*These steps do not solely apply to Chris Pine. This How To can be used for any celebrity crush who crushes you by dating someone who isn't you.
Step One: Validate the news. Make sure you're hearing this from a reputable source. Do an in-depth google search.
Step Two: Cry. Lots of crying. You've just been dealt the low blow of finding out the beautiful, adorable, sex God Chris Pine is off the market. It's okay to cry. Let it all out. This is your time to purge your emotions.
Step Three: Consume as much alcohol as you can. This step is vital to the next three steps.
Step Four: Send dozens of snapchats to all your friends of pictures of Chris Pine with his new girlfriend with notes like "my life is over" or "WHY GOD WHY?"
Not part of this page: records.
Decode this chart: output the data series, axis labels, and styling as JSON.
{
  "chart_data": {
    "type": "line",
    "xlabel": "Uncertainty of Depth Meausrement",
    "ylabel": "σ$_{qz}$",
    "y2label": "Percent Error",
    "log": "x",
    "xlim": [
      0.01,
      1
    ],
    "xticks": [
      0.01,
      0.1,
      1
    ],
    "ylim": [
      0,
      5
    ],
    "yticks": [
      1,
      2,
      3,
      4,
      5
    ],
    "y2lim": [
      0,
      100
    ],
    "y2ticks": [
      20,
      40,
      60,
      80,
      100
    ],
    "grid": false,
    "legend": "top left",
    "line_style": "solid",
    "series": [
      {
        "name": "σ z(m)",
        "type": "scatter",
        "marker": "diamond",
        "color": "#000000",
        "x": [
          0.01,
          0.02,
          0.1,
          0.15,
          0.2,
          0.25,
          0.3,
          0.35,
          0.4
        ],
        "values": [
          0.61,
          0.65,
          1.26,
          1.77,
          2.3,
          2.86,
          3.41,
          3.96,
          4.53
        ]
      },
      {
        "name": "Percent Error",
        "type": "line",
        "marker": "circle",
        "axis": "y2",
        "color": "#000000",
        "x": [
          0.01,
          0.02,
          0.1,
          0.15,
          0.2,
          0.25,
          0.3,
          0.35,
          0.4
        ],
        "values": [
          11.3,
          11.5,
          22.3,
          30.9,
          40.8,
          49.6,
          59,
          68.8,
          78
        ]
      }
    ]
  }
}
Step Five: Listen to "Bitter Rivals" by Sleigh Bells (or any other song with an appropriate level of anger in it) at least 20 times in a row while you google Chris Pine's new girlfriend and come up with a list of reasons why he shouldn't date her.
Step Six: Print out all the pictures you have saved to your computer of Chris Pine. Go to your backyard or any available space and build a fire. Burn all the pictures. This is part of the healing process, it will help you move on.
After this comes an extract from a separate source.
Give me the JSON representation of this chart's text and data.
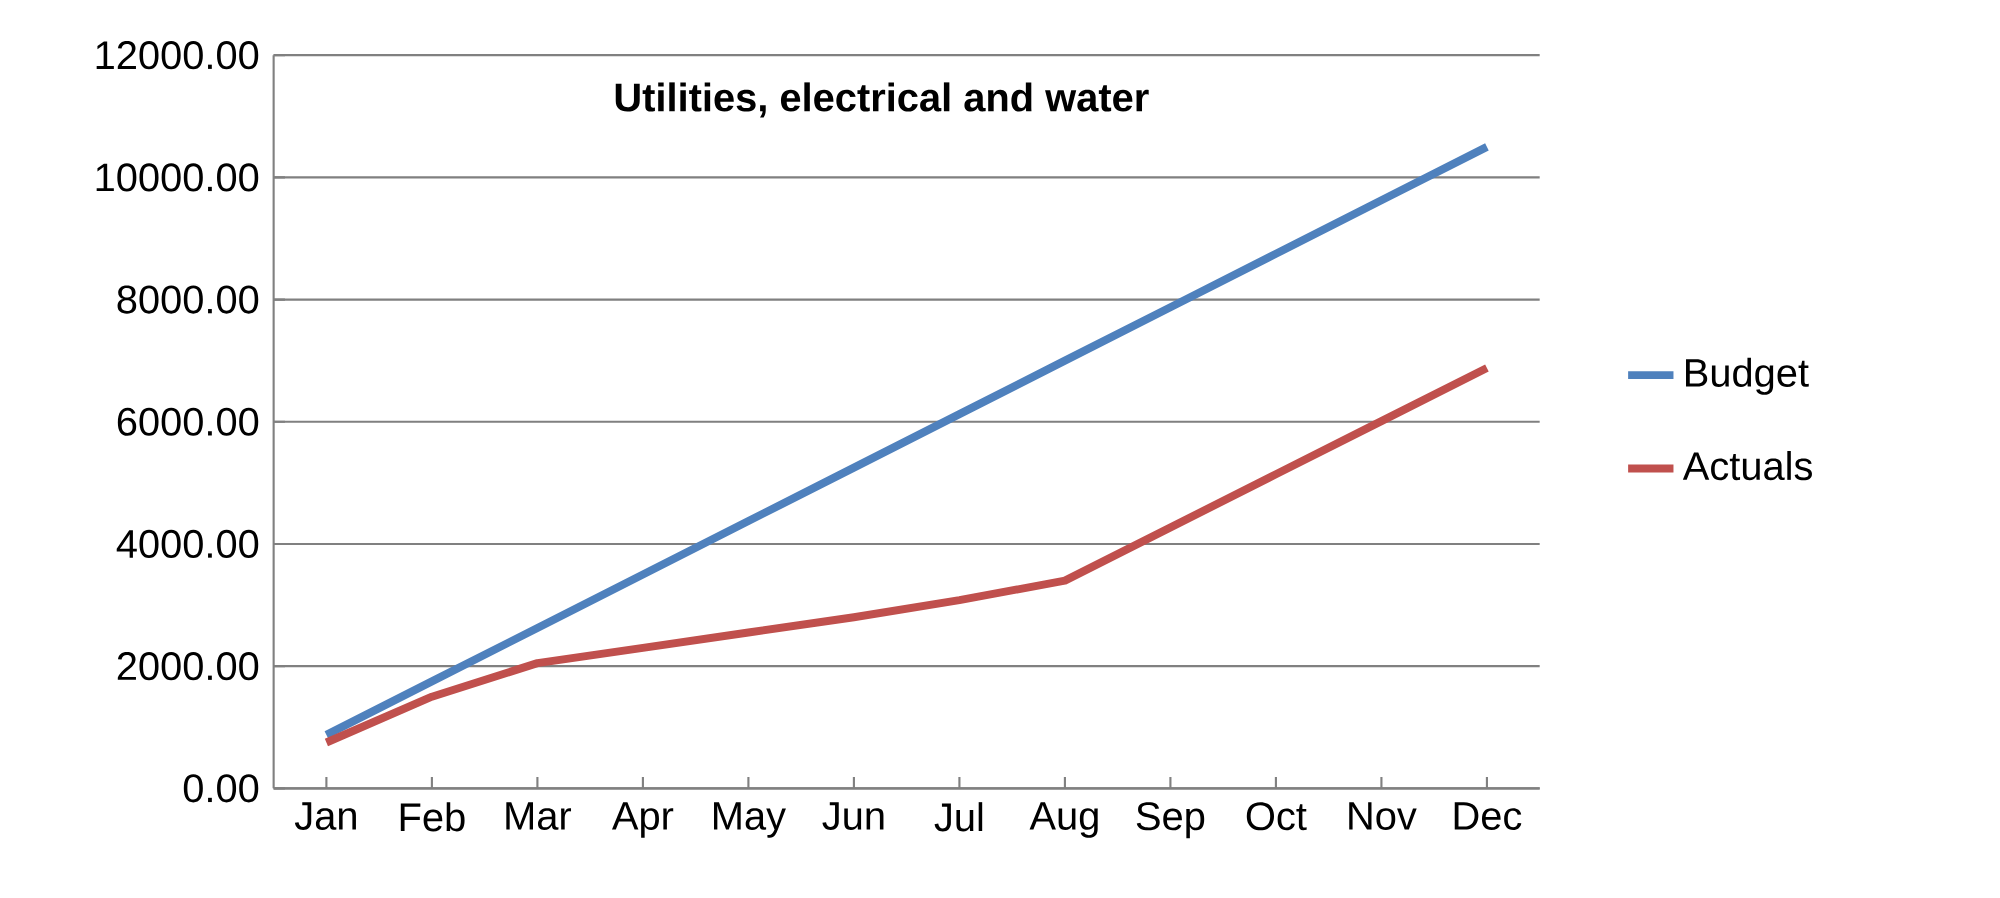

Step Seven: Wear black for a week. This will make you feel infinitely sexier than any beauty pageant winning foreigner Chris Pine could ever date and will complete the mourning process for the children you will never have with him.
Step Eight: Start pretending you have no idea who Chris Pine is. When brought up in conversation say, "Is that the guy from National Treasure?"
Step Nine: Go on to IMDB and give every film Chris Pine has ever been in a 1 Star rating. You're not getting mad, just even.
Step Ten: Find a new celebrity crush to cyber stalk and make babies with in your dreams. Though it'll never be quite the same as Chris, your heart will go on.